Das führt zu parallelen Entwicklungen in der Formensprache der Leuchten. Einerseits schreitet die Miniaturisierung von Lichtquellen weiter voran: Architekten nutzen minimalistische Leuchten, die weniger als Leuchte, sondern vor allem als reines Licht in Erscheinung treten. Innenarchitekten und Storedesigner wählen größere, auffallende Leuchten-Designs, die ein Statements in der Raumarchitektur setzen, als Eyecatcher ein gewünschtes Stilkonzept und Licht-Ambiente unterstreichen und damit die emotionale Wirkung vertiefen.
Individueller Look
Als Pendel-, Wand-, Tisch- oder Stehleuchte kann die Leuchte Wärme, Gemütlichkeit und Intimität ausstrahlen, über Geometrie und Farbe die Freude am Bunten und Spielerischen des derzeit angesagten Memphis-Stils widerspiegeln oder über das Material und die Bearbeitung einen rauen, industriellen Charakter der Inszenierung betonen.
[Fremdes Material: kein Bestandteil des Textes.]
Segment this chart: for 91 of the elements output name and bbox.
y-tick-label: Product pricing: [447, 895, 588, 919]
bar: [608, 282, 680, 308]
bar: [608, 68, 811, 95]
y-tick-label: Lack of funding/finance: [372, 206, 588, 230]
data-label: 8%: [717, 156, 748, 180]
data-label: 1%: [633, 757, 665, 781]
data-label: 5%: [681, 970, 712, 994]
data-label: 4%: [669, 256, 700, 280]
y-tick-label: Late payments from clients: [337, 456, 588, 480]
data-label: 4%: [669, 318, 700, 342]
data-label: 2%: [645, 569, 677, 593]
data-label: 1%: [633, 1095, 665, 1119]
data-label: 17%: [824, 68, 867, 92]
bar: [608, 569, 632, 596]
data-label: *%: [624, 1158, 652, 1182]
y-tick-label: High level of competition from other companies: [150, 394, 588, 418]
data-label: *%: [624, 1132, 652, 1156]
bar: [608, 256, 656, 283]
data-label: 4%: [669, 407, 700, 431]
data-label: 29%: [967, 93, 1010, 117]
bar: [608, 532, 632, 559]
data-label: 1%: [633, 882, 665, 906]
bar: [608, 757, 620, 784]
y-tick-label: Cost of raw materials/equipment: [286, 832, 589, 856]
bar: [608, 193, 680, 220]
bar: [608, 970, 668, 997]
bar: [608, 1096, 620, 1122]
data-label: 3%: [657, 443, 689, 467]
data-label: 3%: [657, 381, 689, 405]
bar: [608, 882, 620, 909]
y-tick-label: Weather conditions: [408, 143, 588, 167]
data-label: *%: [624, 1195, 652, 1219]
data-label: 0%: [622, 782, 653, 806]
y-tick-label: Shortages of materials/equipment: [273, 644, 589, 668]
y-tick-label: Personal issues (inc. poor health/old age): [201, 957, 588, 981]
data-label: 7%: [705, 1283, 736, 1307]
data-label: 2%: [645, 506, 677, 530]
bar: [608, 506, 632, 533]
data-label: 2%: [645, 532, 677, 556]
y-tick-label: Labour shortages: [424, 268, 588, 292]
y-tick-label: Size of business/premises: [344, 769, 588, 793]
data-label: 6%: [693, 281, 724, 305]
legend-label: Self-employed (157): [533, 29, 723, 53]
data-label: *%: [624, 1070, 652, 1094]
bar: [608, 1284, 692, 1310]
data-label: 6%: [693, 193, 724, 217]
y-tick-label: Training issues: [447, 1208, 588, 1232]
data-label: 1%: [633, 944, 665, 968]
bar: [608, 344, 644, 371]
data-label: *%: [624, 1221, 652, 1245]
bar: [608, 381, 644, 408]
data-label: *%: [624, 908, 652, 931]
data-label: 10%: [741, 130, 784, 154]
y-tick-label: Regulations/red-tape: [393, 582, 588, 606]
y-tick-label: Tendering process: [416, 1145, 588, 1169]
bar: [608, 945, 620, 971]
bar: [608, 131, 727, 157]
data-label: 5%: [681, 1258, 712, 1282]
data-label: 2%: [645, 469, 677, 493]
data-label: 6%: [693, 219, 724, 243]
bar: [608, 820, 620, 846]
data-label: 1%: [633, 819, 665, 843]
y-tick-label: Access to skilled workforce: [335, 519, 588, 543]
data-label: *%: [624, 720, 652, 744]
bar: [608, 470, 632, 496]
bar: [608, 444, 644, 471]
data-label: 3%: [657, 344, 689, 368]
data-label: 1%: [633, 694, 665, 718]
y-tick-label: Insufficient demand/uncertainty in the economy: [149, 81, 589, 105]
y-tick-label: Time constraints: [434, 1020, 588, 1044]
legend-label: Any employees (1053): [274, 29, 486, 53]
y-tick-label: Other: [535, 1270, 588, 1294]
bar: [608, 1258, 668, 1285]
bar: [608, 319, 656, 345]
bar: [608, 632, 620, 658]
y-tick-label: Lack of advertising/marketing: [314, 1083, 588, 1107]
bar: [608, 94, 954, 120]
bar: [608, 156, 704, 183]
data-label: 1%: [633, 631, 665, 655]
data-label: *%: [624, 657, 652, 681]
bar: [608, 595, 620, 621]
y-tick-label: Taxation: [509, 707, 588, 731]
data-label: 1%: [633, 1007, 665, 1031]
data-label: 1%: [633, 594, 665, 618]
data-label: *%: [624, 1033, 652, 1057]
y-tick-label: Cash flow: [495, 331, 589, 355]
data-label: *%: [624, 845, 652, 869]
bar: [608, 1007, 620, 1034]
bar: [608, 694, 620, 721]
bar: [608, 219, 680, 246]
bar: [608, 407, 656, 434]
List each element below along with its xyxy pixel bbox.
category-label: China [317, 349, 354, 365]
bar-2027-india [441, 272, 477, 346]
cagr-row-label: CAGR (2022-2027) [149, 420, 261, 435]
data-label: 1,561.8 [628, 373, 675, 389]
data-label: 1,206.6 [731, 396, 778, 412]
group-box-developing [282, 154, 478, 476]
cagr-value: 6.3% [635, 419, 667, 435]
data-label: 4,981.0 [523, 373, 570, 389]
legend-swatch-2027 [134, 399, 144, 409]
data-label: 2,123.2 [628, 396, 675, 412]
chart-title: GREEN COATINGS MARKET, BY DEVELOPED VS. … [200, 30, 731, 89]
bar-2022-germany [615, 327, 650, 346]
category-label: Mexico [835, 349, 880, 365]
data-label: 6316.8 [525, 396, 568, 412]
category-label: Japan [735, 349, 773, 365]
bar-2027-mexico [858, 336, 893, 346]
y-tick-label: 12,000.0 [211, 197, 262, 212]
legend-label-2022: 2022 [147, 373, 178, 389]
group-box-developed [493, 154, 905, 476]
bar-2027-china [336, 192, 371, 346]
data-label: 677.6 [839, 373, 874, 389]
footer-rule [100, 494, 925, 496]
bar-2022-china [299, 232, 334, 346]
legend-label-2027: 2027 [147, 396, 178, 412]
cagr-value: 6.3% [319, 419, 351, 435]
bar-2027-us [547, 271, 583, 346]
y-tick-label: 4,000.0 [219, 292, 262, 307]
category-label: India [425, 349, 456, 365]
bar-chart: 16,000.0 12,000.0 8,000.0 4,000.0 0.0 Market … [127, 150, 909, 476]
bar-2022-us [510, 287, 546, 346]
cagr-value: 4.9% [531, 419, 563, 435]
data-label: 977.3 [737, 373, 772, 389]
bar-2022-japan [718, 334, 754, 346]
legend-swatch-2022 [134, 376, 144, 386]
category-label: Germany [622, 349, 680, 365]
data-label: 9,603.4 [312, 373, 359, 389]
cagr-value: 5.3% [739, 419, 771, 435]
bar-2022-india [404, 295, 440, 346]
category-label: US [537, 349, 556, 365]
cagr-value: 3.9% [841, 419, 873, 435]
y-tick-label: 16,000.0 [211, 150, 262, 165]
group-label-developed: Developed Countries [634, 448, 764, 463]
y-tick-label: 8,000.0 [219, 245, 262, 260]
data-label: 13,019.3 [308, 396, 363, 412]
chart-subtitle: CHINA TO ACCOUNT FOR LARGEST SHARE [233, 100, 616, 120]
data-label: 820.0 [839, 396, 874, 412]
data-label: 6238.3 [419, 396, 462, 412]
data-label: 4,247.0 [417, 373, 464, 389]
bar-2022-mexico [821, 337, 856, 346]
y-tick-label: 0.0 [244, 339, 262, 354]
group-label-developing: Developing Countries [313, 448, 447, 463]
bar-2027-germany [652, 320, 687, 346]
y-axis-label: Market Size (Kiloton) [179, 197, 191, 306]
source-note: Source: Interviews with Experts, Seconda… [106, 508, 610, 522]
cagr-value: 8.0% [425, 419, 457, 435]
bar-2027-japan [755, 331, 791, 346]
Die dekorativen Leuchten tragen dazu bei, einem Geschäft einen individuellen Look zu verleihen.
Die Leuchtenhersteller reagieren bei der Leuchtenentwicklung flexibel auf individuelle Sonderwünsche für dekorative Lichtinszenierung. „Dekorative Elemente verschiedener Formen, Farben und Materialien können an ein lichttechnisches Grundgehäuse adaptiert werden – auch Elemente im Industrial Look“, sagt Christof Volmer, Bäro Geschäftsleitung Marketing. Man bietet Kunden zudem die Option, Oberflächen ihren individuellen Wünschen entsprechend zu gestalten mit besonderen Lackierungen oder speziellen Legierungen wie Nickel Velours, Kupfer gebürstet und Vielem mehr.
Mit dekorativen Retro-Leuchten allein lassen sich Raum und Ware allerdings nicht wirkungsvoll inszenieren. Und so verbinden diese Leuchten heute die dekorative Formensprache und emotionale Wirkung mit einer optimalen Warenbeleuchtung auf hohem lichttechnischem Niveau, heißt es bei Ansorg. Die Leuchten werden beispielsweise im Lebensmittelhandel zur Inszenierung der Frischetheken eingesetzt wie die Retro-Pendelleuchte „Mona“ von Ansorg bei Edeka Hieber in Schopfheim und im Biomarkt Temma in Hamburg.
Innen modern
Im Lebensmittelmarkt von Klaas & Kock in Rheine erzielen große „Loreto“-Pendelleuchten von Oktalite im Eingangs- und Kassenbereich mit ihrem runden nostalgischen Design eine dekorative Fernwirkung. Die Leuchten inszenieren als Gestaltungsmittel den Raum, setzen Statements in der Marktarchitektur. Unter der dekorativen Retro-Hülle verbirgt sich ebenfalls modernes LED-Licht.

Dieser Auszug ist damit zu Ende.